September 15, 2014

The Financial Times “a better newspaper for the modern age” ignored the financial story of the century.

Sir, I refer to your new look as described in a special FT supplement on September 15.

Mark Twain said, so we are told, that bankers are those who lend you the umbrella when the sun is out, but want it back, immediately, when it looks like it is going to rain.

But for the Basel Committee bank regulators that was not enough, and so they told the bankers, if you lend while the sun is out, meaning to someone perceived credit risk wise as “absolutely safe”, then we will reward you by allowing you to hold much less capital (equity) than if you lend to someone when it rains, meaning some perceived as risky.

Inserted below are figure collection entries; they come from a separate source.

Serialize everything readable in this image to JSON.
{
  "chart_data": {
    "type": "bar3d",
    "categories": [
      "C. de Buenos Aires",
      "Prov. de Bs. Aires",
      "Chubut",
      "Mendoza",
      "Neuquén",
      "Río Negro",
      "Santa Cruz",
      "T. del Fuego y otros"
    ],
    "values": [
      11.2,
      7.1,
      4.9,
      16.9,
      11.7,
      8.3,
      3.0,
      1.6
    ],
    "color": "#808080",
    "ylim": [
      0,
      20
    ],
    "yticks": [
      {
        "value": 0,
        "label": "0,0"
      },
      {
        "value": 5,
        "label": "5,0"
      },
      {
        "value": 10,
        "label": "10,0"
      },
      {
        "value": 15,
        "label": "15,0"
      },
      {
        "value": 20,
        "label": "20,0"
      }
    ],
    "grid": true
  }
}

And so, if bankers were risk adverse before, they were now castrated… and of course they started to sing in falsetto accumulating extremely large exposures to what was officially perceive as “absolutely safe”, like AAA rated securities backed with mortgages to the subprime mortgage sector in the US, real estate in Spain and “infallible sovereigns” like Greece.

But, as if those regulations were not risk adverse enough, most financial commentators insisted on an excess of testosterone in the financial system, and so no corrections were made, and all those “risky” medium and small businesses, entrepreneurs and start ups, and who are the tough risky risk-takers we need to get going when the going gets tough, were left without having fair access to bank credit.

And about this story, the de-testosterone-mania that has affected and almost conquered the banks in the western world, the Financial Times has kept mum. And not that they were not informed about it. Truly amazing!

PS. Does this all mean that I would be against banks being well capitalized and therefore more risky? Of course not, requiring players to put plenty of their own skin on the line (or something private specifically related :-), increases the need for testosterone, as well as the need to know how to simultaneously control for it.

Let us aim for bankers capable of that reasoned audacity that can help our economies to move forward and avoid that risk aversion which only guarantees we will stall and fall.